三菱自動車が技術支援するチーム三菱ラリーアートは、8月にタイで開催される第31回アジアクロスカントリーラリー(AXCR)2026にピックアップトラック『トライトン』3台で参戦すると発表した。

【画像】三菱トライトン2026年参戦車両

第47回バンコク国際モーターショーにおいて、新カラーリングを纏った参戦車両(改造クロスカントリー車両=T1仕様)を発表した。

三菱自動車はこれまでもラリー参戦を走る実験場として、人とクルマを鍛える重要な開発フィールドと位置づけており、今回も過酷な環境での実証を通じて商品開発力の強化を図る。

チーム三菱ラリーアートは2025年、動力性能を強化して悪路走破性にも磨きをかけた「トライトン」の3台体制で臨んだ。エースドライバーのチャヤポン・ヨーター選手はレグ3で総合首位に躍り出ると、レグ5で深いぬかるみにスタックする等もありながらも、攻めの姿勢を崩さずにそのまま首位を維持し、2位と約7分差という接戦を制して、3年ぶり2度目の総合優勝を果たした。

AXCR2026は、6日間をかけてタイ国内を約2000km走破する予定だ。ライバル各車も車両性能を強化する中で、今回の「トライトン」はエンジン、足回りなど各部の熟成を図ってポテンシャルをいっそう高め、万全の状態で臨む。

バンコク国際モーターショーでは、AXCR2026に参戦する新しいカラーリングの「トライトン」を公開した。今回のデザインは、世界ラリー選手権やダカールラリーで数々の勝利を収めてきた「ランサーエボリューション」や「パジェロ」のラリー車から着想を得た力強いレッドカラーを前面に押し出した。

ラリーカーが巻き上げる砂塵を想起させるデジタルサンドストームやRALLIARTロゴは、チームの象徴として前回モデルから継承され、車両前方から後方に向かって跳ね上がる配置とすることで、三菱自動車のモータースポーツへの揺るぎない情熱を表現している。

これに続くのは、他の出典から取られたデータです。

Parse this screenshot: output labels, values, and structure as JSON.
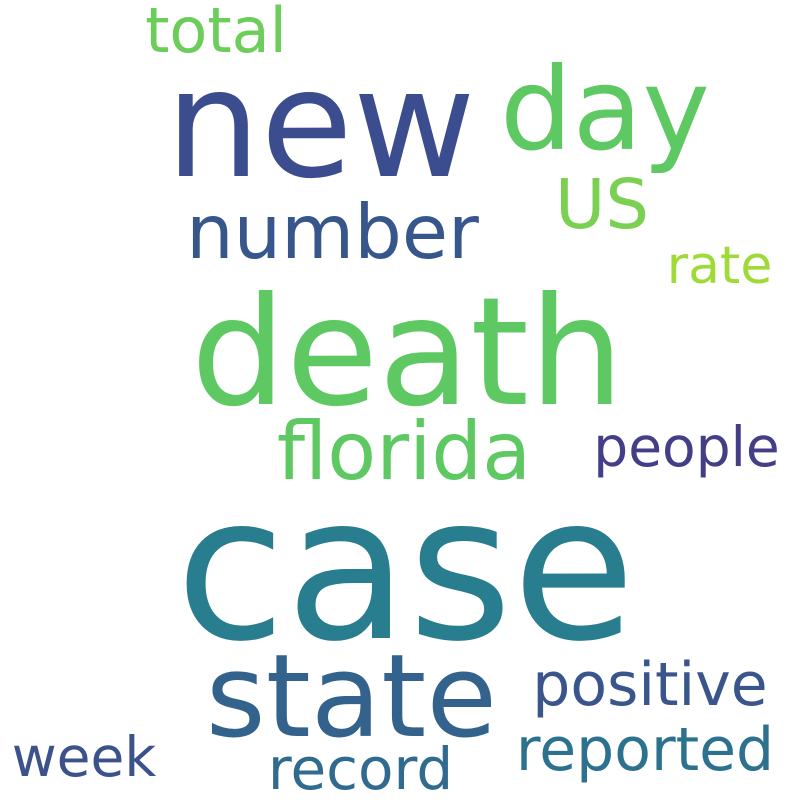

ドライバー/コドライバーは、2022年、2025年大会で総合優勝を果たしたチャヤポン・ヨーター/ピーラポン・ソムバットウォンを筆頭に、2025年大会でも日本人ペア最上位の5位に入賞した田口勝彦/保井隆宏、2025年大会で2台のサポートを務めた小出一登/千葉栄二を引き続き起用する。

AXCRは熱帯雨林、ジャングル、泥濘路、河川渡渉、山岳区間など、多彩かつ厳しい路面を走破するアセアン最大規模のクロスカントリーラリーで、車両性能とドライバー/コドライバーの総合力が試される。今年はタイを舞台に8月9日(日)にタイ湾の東海岸に位置し、有数の観光地であるパタヤでのセレモニアルスタートによって開幕する。翌10日(月)から本格的な競技がスタートし、北上した15日(土)にタイ北部の交通の要所であるピッサヌロークでゴールを迎える。総走行距離は約2000kmを予定している。